1. ## What exactly does it mean for a power series to be about x=c, where c is any number?

I'm feeling quite confused with series in general: power series, taylor series, maclaurin series, etc.

If I have a series that correctly approximates a function f(x) in any point and is about x = 0, for example, does that just mean that the limit from both sides of x = 0 converges to the same point or does does being about x = 0 mean that the further away from x the value you input for x in the series, the more innacurate it will be compared to the real function itself?
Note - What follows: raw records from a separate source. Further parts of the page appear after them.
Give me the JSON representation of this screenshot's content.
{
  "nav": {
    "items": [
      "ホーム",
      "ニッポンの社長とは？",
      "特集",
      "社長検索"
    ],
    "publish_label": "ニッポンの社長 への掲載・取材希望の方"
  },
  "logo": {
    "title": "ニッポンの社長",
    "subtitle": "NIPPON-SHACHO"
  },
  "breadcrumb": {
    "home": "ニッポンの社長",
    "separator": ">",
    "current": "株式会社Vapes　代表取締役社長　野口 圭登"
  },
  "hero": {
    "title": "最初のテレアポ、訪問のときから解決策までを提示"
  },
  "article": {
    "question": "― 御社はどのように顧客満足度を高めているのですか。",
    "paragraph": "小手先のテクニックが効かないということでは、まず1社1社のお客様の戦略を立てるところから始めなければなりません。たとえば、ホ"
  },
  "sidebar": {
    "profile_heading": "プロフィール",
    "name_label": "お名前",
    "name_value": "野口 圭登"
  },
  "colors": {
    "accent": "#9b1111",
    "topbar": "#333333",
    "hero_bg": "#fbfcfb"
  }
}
Any input would be greatly appreciated!

2. ## Re: What exactly does it mean for a power series to be about x=c, where c is any numb

A power series is always of the form $\sum a_n(x- c)^n$. That sum is "about x= c". Once can also show that a power series always has a "radius of convergence", a number, r, such that the series converges for x in (c- r, c+ r) and diverges outside [c- r, c+ r] (may or may not converge at the endpoints, c- r and c+ r) (for real coefficients- if we allow complex numbers, the "interval of convergence" is the disk $\{z| |z- c|< r\}$ and so really is a "radius").

If you are actually talking about "series"- the infinite sums, then, no, being further from c does not affect "accuracy". For a function "analytic" inside it radius of convergence of the entire infinite sum gives the exact function. (There are functions, f(x), that have Taylor's series that converges for all x (the "radius of convergence is infinite) but NOT to f(x). The simplest example is " $f(x)= e^{-1/x^2}$ if x is not 0, f(0)= 0".)

Of course, if you are using finite sums, to nth power, to approximate a function, then the Lagrange error formula is $\frac{M}{(n+1)!}|x- c|^{n+1}$ so that, yes, if you are further from c, the error may be greater because $|x- c|^{n+1}$ is larger. But that is an upper bound on the error- not necessarily the error.